The whole book radiated the author’s love of the music being discussed, but that didn’t really matter – it was the intelligence and curiosity he brought to the subject that made his writing so refreshing: I didn’t agree with many of his conclusions, but the significant thing was that he realized this stuff mattered. Now, serious rock journalism had been in full swing for several years, thanks toRolling Stone and other hippy-era publications. And, of course, the Beatles and the Stones and many other artists had paid eager tribute to the giants on whose shoulders they stood. But Gillett was trying to answer the Big Questions – who invented rock and roll?; where did rockabilly come from?; where does bluegrass fit into all this?; what’s the relationship between soul and rhythm and blues? Almost everything written on those topics until the publication of The Sound of the City had been pretty much all wrong.

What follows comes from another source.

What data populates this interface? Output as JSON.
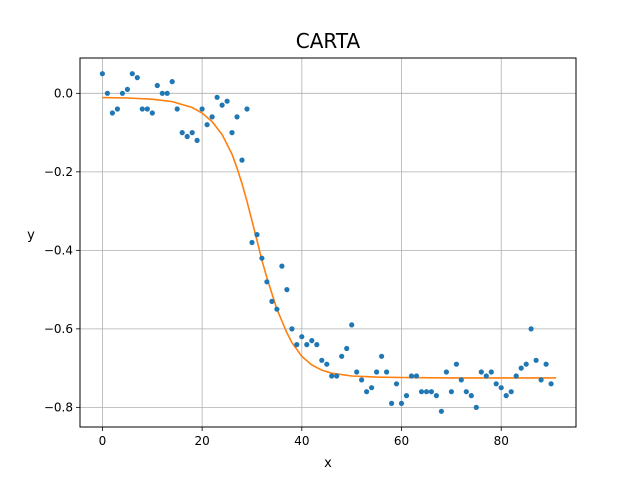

And how typical that it should be a Brit who wrote this terrific book. This country has done more – through its fans, perfomers and writers – to keep roots music alive than the Americans who invented the stuff. True, Harry Smith, Alan Lomax and many other Americans had done a wonderful job of rescuing and reclaiming early folk and blues music through recordings and writings and compilations, but it was the Brits who kept the rockabilly, rock and roll and rhythm and blues flame burning in the 1960s – well, they basically threw petrol on it and blasted it with a flame-thrower. Charlie Gillett was just one of a long line of slightly deranged enthusiasts produced in these islands.

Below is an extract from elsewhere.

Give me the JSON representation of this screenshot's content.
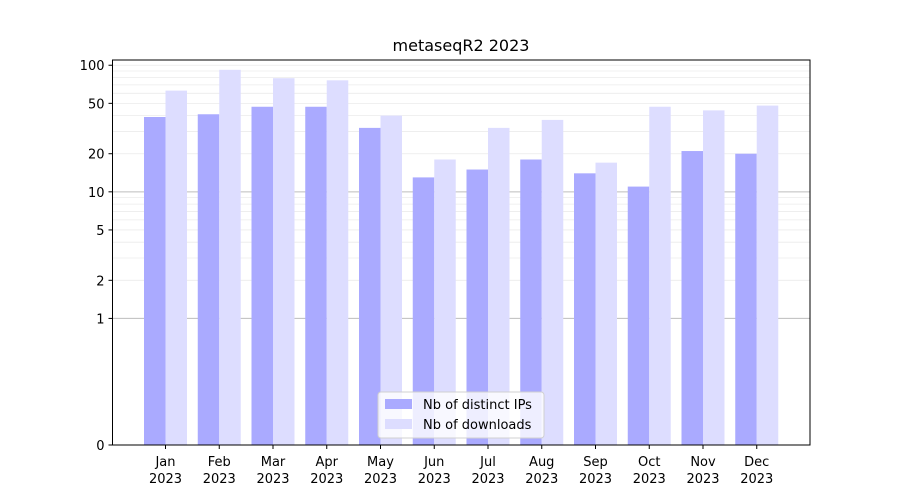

Gillett started hosting Honky Tonk, a Sunday morning show on BBC Radio London in 1972. This was handy, as I could now actually hear the music he had written so knowledgeably about without taking expensive punts on dubious compilation albums at Andy’s record stall in Cambridge Market, or at One-Stop records in Soho. (He was playing featuring new artists in amongst the oldies - he would be the first DJ to play demos by Elvis Costello, Graham Parker and Dire Straits.)
The other thing I’ll always remember Gillett for is forming a record label, Oval, and releasing the sublime compilation of Cajun music, Another Saturday Night, in 1974. Apart from great stuff by artists such as Belton Richard (“Une Autre Soir d’Ennui”) and Tommy McLain (“Before I Grow Too Old”), this contained one of my favourite tracks of all time, Johnnie Allen’s belting version of Chuck Berry’s“Promised Land”. I’m not sure I’d heard any genuine Cajun or Zydeco music before.
Not content with introducing Cajun music to the UK, Gillett moved to Capital Radio, where he is credited with practically starting the World Music movement , and eventually returned to Radio London.
RIP, Charlie Gillett - and thank you.